Savinien Cyrano de Bergerac (1619 - 1655), La Mort d'Agrippine, Tragédie en cinq Actes, Acte IV, Scène IVe

Publié le par Enguerrand

Scène IV.

Sejanus, Livilla.

 

Livilla.

 

Si le sort veut pas que je meure d’amour,

Ni que sans votre aveu je sois privé du jour,

Du moins je vous dirai jusqu’au soupir extrême,

Voyez mourir d’amour Sejanus qui vous aime :

Mais toi me hais-tu, lâche, autant que je te hais,

Et que veut ma fureur te haïr désormais ?

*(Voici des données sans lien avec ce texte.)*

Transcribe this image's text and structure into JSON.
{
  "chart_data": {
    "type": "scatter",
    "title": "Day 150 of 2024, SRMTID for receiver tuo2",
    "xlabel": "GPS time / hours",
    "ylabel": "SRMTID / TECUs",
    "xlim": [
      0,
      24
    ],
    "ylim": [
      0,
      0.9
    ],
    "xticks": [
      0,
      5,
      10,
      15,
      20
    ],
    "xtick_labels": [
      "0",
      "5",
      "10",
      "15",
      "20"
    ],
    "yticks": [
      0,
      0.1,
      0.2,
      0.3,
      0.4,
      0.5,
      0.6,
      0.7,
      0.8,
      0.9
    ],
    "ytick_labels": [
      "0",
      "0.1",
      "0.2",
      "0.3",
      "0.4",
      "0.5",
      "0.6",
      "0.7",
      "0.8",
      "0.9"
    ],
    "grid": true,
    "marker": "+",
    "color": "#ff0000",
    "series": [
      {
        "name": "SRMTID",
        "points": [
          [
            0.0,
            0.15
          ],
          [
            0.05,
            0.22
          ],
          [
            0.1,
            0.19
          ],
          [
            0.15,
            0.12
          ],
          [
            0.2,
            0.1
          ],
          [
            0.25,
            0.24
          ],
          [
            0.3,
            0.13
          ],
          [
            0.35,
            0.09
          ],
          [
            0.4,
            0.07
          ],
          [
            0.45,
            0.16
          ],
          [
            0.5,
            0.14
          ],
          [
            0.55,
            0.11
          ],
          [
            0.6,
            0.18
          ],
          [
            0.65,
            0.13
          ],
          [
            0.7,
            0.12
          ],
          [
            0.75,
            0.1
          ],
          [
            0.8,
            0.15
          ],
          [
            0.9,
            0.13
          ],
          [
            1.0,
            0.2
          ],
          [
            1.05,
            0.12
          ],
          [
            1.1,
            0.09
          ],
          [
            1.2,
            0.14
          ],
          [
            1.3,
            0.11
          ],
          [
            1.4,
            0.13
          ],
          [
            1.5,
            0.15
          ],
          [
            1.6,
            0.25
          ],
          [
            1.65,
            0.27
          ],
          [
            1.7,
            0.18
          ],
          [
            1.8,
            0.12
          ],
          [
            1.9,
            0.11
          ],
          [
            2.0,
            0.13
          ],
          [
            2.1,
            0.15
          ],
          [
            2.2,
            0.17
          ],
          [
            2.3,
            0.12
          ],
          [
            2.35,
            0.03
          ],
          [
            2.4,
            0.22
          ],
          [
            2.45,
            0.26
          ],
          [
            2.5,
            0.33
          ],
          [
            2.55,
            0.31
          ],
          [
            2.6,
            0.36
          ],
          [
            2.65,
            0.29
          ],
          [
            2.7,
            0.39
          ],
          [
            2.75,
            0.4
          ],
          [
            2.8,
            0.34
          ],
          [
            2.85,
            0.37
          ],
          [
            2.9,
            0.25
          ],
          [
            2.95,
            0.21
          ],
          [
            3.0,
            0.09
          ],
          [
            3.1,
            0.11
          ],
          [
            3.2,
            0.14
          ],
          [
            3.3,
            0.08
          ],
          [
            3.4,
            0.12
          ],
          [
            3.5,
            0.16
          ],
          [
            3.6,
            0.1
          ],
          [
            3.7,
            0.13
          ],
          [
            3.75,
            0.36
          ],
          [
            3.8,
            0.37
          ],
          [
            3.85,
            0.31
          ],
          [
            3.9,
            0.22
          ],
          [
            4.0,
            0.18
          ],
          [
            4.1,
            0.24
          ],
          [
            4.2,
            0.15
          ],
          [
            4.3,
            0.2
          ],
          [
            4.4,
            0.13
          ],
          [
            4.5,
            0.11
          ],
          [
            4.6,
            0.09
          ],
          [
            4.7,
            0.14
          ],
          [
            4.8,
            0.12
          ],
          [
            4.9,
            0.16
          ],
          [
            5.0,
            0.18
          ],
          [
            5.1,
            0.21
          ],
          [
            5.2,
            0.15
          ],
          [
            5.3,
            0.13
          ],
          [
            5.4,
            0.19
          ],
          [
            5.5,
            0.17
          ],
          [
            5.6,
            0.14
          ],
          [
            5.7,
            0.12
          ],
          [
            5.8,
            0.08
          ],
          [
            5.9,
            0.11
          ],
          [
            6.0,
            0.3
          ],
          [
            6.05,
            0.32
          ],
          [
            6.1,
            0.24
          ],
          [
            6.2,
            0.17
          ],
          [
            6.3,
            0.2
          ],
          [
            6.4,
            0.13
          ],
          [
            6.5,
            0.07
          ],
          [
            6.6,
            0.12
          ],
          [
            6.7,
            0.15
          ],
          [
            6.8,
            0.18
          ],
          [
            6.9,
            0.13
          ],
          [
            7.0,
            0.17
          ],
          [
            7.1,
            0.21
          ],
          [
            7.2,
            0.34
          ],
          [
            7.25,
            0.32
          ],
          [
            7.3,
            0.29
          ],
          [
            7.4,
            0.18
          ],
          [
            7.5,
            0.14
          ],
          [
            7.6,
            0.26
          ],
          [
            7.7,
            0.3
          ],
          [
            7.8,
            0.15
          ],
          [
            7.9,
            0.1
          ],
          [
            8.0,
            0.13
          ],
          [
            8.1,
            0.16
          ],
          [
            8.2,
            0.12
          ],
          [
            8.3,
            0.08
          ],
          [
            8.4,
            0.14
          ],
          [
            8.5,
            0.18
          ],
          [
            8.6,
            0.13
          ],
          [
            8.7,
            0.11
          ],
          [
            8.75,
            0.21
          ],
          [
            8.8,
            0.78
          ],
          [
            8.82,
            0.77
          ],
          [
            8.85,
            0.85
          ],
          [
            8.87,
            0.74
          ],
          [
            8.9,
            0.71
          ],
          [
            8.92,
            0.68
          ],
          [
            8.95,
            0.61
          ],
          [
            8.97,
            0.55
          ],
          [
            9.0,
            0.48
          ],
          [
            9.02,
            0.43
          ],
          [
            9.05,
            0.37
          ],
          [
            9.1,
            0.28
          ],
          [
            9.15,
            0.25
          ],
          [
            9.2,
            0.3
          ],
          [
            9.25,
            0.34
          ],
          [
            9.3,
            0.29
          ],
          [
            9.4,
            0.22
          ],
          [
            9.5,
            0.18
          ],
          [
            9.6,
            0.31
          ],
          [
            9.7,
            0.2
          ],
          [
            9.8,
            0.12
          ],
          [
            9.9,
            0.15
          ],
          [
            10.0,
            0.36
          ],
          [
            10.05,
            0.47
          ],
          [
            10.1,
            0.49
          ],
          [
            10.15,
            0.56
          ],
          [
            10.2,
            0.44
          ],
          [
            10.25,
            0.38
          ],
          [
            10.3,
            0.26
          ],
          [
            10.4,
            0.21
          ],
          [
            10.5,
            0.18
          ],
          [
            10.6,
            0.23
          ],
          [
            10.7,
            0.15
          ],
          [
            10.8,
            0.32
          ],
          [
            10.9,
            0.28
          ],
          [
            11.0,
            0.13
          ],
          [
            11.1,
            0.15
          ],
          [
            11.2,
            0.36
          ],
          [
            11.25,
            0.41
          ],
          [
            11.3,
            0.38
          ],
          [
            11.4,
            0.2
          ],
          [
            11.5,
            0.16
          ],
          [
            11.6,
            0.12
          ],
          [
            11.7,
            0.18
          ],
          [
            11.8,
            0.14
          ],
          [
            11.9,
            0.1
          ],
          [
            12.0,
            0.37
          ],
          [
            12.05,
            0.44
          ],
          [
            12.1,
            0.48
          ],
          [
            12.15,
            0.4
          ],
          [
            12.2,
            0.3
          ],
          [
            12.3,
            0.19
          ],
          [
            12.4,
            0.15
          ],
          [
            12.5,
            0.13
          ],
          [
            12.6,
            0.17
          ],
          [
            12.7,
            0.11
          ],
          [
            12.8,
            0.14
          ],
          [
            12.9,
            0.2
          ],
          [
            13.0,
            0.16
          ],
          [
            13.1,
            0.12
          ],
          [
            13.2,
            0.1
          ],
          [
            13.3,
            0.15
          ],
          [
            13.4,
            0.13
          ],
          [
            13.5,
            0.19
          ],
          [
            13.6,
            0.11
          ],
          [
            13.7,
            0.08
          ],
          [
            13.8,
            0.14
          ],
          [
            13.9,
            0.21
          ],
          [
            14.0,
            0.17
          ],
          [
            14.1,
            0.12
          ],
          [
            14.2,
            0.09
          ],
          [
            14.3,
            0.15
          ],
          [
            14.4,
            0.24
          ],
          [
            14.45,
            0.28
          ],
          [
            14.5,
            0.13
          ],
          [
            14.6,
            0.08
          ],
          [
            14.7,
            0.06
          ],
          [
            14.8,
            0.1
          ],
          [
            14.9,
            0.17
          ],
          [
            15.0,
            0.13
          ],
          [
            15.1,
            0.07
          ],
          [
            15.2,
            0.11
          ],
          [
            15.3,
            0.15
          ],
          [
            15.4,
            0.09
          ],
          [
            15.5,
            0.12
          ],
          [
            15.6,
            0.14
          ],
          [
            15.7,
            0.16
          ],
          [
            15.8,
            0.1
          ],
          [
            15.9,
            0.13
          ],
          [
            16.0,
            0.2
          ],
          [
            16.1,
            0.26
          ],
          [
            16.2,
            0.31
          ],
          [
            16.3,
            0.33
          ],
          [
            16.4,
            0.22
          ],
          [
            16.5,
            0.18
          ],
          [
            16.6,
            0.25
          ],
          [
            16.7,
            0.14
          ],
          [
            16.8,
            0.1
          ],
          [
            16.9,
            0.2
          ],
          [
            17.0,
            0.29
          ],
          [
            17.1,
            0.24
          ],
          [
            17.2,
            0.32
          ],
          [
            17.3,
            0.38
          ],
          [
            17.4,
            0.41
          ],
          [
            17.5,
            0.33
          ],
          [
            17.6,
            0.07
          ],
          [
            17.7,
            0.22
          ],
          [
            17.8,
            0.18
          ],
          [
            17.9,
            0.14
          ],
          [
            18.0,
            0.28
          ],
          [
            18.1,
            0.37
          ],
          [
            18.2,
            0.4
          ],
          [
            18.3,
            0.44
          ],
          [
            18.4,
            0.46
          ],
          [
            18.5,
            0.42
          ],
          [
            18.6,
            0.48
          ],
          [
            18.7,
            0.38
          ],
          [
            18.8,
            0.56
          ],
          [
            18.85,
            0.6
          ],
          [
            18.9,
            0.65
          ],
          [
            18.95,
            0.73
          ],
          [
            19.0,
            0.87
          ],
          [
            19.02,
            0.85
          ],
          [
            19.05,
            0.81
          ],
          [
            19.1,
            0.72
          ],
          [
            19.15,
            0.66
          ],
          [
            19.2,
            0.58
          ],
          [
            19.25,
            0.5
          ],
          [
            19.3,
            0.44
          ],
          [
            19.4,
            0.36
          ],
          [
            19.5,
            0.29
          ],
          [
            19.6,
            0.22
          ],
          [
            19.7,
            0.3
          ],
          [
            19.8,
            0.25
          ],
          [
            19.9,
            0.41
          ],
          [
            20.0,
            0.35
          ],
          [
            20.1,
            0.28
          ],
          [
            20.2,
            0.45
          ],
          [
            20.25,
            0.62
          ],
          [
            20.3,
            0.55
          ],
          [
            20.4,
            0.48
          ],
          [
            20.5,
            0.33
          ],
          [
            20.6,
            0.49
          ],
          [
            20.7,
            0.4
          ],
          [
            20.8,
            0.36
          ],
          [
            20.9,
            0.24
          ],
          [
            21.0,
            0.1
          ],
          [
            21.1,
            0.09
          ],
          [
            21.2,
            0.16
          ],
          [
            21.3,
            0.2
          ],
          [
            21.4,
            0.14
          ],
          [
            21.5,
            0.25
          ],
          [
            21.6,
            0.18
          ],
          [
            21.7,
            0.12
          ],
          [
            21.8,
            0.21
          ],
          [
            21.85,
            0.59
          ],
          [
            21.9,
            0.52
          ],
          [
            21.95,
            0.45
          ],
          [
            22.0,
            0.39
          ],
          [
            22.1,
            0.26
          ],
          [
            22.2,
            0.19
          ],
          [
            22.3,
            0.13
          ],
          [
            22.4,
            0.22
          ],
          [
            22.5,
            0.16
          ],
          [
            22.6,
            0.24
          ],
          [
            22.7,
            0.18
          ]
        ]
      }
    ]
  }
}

Tu l’as pris pour moi, cette aimable princesse,

Ti pensait me parler et me faire caresse :

Comme je suis pour toi de fort mauvaise humeur,

Tu prenais des leçons à fléchir ma rigueur ;

Ingrat tu punis bien ce que fit mon courage,

Quand je sacrifiai mon époux à ta rage.

Est-ce trop peu de chose, et pour te mériter,

A des crimes plus grands faut-il encor monter ?

J’ai tué mes neveux, j’ai fait périr mon frère,

Et je suis sur le point d’égorger mon beau-père :

Du creux de ton néant sors, Sejanus, et vois 

Le trône où mes forfaits t’ont élevé sans toi ?

Si pour des coups si grands, tu te sens trop timide.

Rends-moi l’assassinat, rends-moi le parricide,

Et pour me rendre un crime encor plus déplaisant,

Traître, rends-moi l’amour dont je t’ai fait présent ?

 

Sejanus.

 

Comment agir, Madame, avec une princesse,

Dont il faut ménager l’esprit avec adresse ?

A qui tous nos desseins paraîtraient furieux,

Sans le bandeau d’amour qui lui couvre les yeux.

Hélas ! si dans mon sein vous voyez la contrainte,

Dont déchire on cœur, cette cruelle feinte ;

Quand la haine me force à trahir l’amitié,

Peut-être en cet état vous ferais-je pitié :

Les larmes dont je feins vouloir prendre son âme,

Lui montrent ma douleur bien plutôt que ma flamme.

 

Livilla.

 

O Dieux ! qu’on a de peine à prononcer l’arrêt

Quand on veut condamner un ennemi qui plaît ?

Je t’abhorre, je t’aime, et ma raison confuse,

Comme un luge irrité soi-même se récuse,

Ton crime parle en vain, je n’ose l’écouter,

J’ai peur qu’il ne me force a n’en pouvoir douter :

Quoique sensiblement ta trahison m’offense,

Je me la cache afin d’arrêter ma vengeance,

Ou si plus clairement il me faut exprimer,

Je me la cache afin de te pouvoir aimer.

C’en est trop, Sejanus, ma douleur est contente,

La plus faible raison suffit pour une amante,

Et malgré mon soupçon contre toi si puissant,

Parce que je t’aimai je te crois innocent.

Adieu, vois l’empereur, assiége sa personne,

Qu’en tous lieux ton aspect l’épouvante et l’étonne.

 

Sejanus.

 

Je sais que l’empereur ne peut être averti

Du nom des conjurés qui forment le parti,

Cependant plus ma course approche la barrière,

Plus mon âme recule et me tire en arrière.

 

Livilla.

 

Va, va, ne tremble point, aucun ne te trahit.

 

Sejanus.

 

Une secrète horreur tout mon sang envahit :

Je ne sais quoi me parle, et je ne puis l’entendre,

Ma raison dans mon cœurs s’efforce de descendre,

Mais encor que ce bruit soit un bruit mal distinct,

Je sens que ma raison le cède à mon instinct ;

Cette raison pourtant redevient la maîtresse,

Frappons, voilà l’hostie, et l’occasion presse,

Aussi bien quand le coup me pourrait accabler,
Sejanus peut mourir, mais il ne peut trembler.